The Loneliness of Rare Disease
The battle is long, and it is isolating. The grief is all-consuming. The challenge, impossible.
We feel alone. Utterly, impossibly alone. We’re lost, in a desert, wandering around, with no one else in sight. A desperate situation, and no clear path to travel to seek the light. A child we love, more than anything in the world, that we must save. A walk toward liberation and healing that feels impossible and laden with hurdles and landmines, unimaginable to most. Unimaginable to us.
Two in a million - those were the chances of Riaan getting this disease - and he did. Two in a million. A two in a million fatal diagnosis automatically propels your little nuclear family into an island of your own, separated from the rest of humanity. Then you learn there are many other little islands nearby, of other rare disease sufferers and the parents or caretakers that love them, but overall - in the context of humanity and our planet - you’re alone. The journey is yours and yours alone.
I understand that for many people talking to parents of children with the same rare disease as their children brings them comfort and aid. It makes sense why. It hasn’t really done that for me. I think it’s because I don’t want to know too much although there is no greater source of information than families facing similar experiences. But I don’t need to know the future in that way, I don’t need to make comparisons in my head to our situation. I sense how understandably jaded some of these parents are, many in the battle long before us, how tired. This scares me. Will it be us one day?
What does bring me comfort is talking to parents of children with different rare diseases because then we’re all on this same overall boat, and not stuck in the nitty gritty details of symptoms and prognosis. We maintain a level of privacy and aloofness. What really, really brings me comfort is talking to parents of children with different rare diseases who are also actively trying to find a cure. I feed off of that kind of energy, and it renews our own fight and commitment to stay on the challenging and costly path of finding treatment, a needle in a haystack, a miracle in the wind. And what really gives us hope in a sea of despair is talking to researchers and scientists, and actively trying to find solutions to end this unbearable nightmare. To do something. To finally change the story.
We are also uplifted by the power and love of our sangat (community) and the kindness of strangers, more online these days than “in real life” due to COVID and the ease of communicating and story-sharing over social media.

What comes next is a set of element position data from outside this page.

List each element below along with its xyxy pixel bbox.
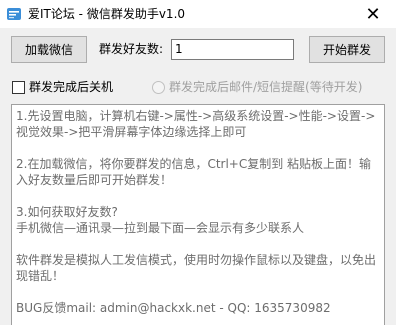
shutdown-label: 群发完成后关机 [29,80,114,94]
close-button[interactable]: ✕ [350,0,396,28]
close-icon: ✕ [365,3,381,25]
instruction-step-1: 1.先设置电脑，计算机右键->属性->高级系统设置->性能->设置->视觉效果-… [16,109,376,139]
title-bar[interactable]: 爱IT论坛 - 微信群发助手v1.0 ✕ [0,0,396,28]
notify-option: 群发完成后邮件/短信提醒(等待开发) [152,80,362,94]
instruction-step-3: 3.如何获取好友数? 手机微信—通讯录—拉到最下面—会显示有多少联系人 [16,205,305,235]
shutdown-checkbox[interactable] [12,80,25,94]
app-logo-icon [7,8,21,20]
instruction-step-2: 2.在加载微信，将你要群发的信息，Ctrl+C复制到 粘贴板上面！输入好友数量后… [16,157,372,187]
load-wechat-label: 加载微信 [24,43,73,57]
window-title: 爱IT论坛 - 微信群发助手v1.0 [28,7,186,21]
friend-count-label: 群发好友数: [99,42,164,56]
notify-radio [152,80,165,94]
instructions-textbox[interactable]: 1.先设置电脑，计算机右键->属性->高级系统设置->性能->设置->视觉效果-… [11,104,385,325]
start-broadcast-label: 开始群发 [322,43,371,57]
friend-count-input[interactable]: 1 [171,39,294,60]
shutdown-option[interactable]: 群发完成后关机 [12,80,113,94]
notify-label: 群发完成后邮件/短信提醒(等待开发) [169,80,363,94]
instruction-warning: 软件群发是模拟人工发信模式，使用时勿操作鼠标以及键盘，以免出现错乱！ [16,253,377,283]
instruction-contact: BUG反馈mail: admin@hackxk.net - QQ: 163573… [16,301,331,315]
app-window: 爱IT论坛 - 微信群发助手v1.0 ✕ 加载微信 群发好友数: 1 开始群发 … [0,0,396,325]
load-wechat-button[interactable]: 加载微信 [11,36,87,63]
start-broadcast-button[interactable]: 开始群发 [309,36,385,63]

But make no mistake, this is an excruciatingly lonely and isolating experience. Most people, including our extended families and personal networks, will never fully understand, and why would they? There’s a reason it’s called rare, and in our case, ultra-rare disease.
The human body is made to function and adapt. You can keep going, on most days, if you’re distracted and busy enough, if you just immense yourself in the hunt for a cure, and in spending time with your beautiful child, and trying to keep him as happy and healthy as possible. The moments you can’t - for me - when absolute function seems impossible is when I’m alone. This has been a dramatic change from before the diagnosis. I used to love being alone, I would travel alone, I would hike alone, I would eat at fancy restaurants alone, I would go on long walks, to movies, I drove around for hours alone, I lived to be alone. I loved it so much. Now, even a few minutes alone, a drive to the grocery store, and the full wave of pain smacks me in the face and I buckle under the heaviness, melting into a puddle of earth-drenching tears and grief. Sitting in the grocery store parking lot, staring at other shoppers, through eyes full of heavy tears. Sobbing and sobbing.

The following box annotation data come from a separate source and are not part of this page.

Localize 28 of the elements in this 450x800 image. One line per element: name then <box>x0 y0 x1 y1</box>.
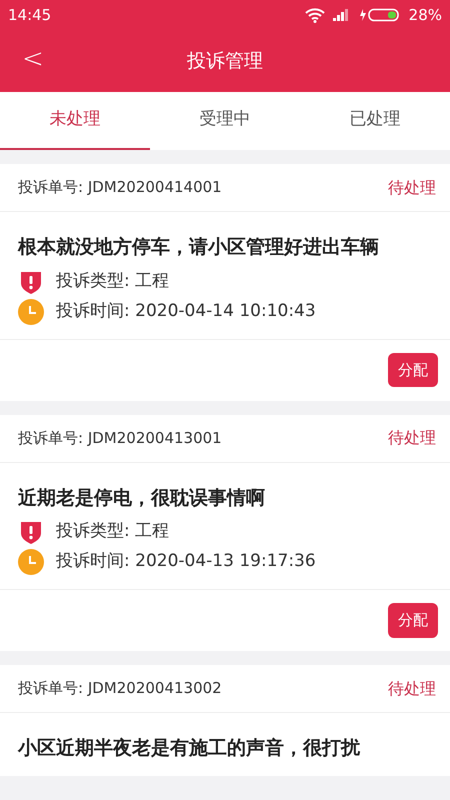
complaint-type: 投诉类型: 工程 <box>56 520 170 544</box>
back-button[interactable]: < <box>14 42 52 76</box>
complaint-time: 投诉时间: 2020-04-14 10:10:43 <box>56 300 316 323</box>
clock-icon <box>18 549 44 576</box>
signal-icon <box>332 9 351 21</box>
clock-icon <box>18 298 44 325</box>
assign-button[interactable]: 分配 <box>388 352 438 388</box>
battery-icon <box>358 8 401 22</box>
assign-button[interactable]: 分配 <box>388 603 438 638</box>
tab[interactable]: 已处理 <box>300 92 450 150</box>
complaint-number: 投诉单号: JDM20200413002 <box>18 678 222 700</box>
complaint-number: 投诉单号: JDM20200413001 <box>18 428 222 449</box>
complaint-title: 根本就没地方停车，请小区管理好进出车辆 <box>18 235 380 260</box>
page-title: 投诉管理 <box>187 48 263 74</box>
tab[interactable]: 受理中 <box>150 92 300 150</box>
complaint-title: 小区近期半夜老是有施工的声音，很打扰 <box>18 736 361 762</box>
wifi-icon <box>304 8 325 22</box>
status-time: 14:45 <box>8 4 52 26</box>
complaint-time: 投诉时间: 2020-04-13 19:17:36 <box>56 550 316 574</box>
complaint-type: 投诉类型: 工程 <box>56 270 170 293</box>
tab[interactable]: 未处理 <box>0 92 150 150</box>
status-label: 待处理 <box>388 678 436 700</box>
status-label: 待处理 <box>388 176 436 198</box>
complaint-number: 投诉单号: JDM20200414001 <box>18 177 222 198</box>
complaint-title: 近期老是停电，很耽误事情啊 <box>18 486 266 511</box>
warning-shield-icon <box>18 519 44 546</box>
battery-percent: 28% <box>408 4 442 26</box>
status-label: 待处理 <box>388 427 436 450</box>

How can we save him? Can we save him? What will he go through? Will he be ok most days? Will he suffer? What will he know of the world around him? How will this story end? Why would we succeed if so many others before us have failed? What can be different about this time? Or is this disease, the universe, too mighty of an adversary? Why did this have to happen to my Riaan, to my baby? Why is the universe so cruel? What was the point of everything I’ve done up until this point? How the hell are we supposed to survive this experience? Will we?
Once the mood wears off, and I come home, and I see Riaan’s big smile that consumes his entire adorable face, and those beautiful eyelashes, and the love with which he looks at me, there’s no choice really.
We’ll fight with everything we have. We love you, Riaan. Mommy and Daddy love you.
Hi Jo,
My three year old son has Spinal Muscular Atrophy(SMA) type 3, which is a rare genetic neuromuscular disease. SMA doesn’t have any cure yet, there have been few treatments that have been developed recently that slows the progression of the disease, in some cases even slow. My son gets The treatment called Spinraza via lumbar puncture. I will not say that I understand what you are going through as it’s only you who knows what’s it’s to be on this boat. But I can tell you is that I am braving the same sea as you but just in a different boat. I pray to Waheguru that your boat reaches the shores safely and victorious.
Let me know if I could be of any help or you simply want to talk. I am here just to listen.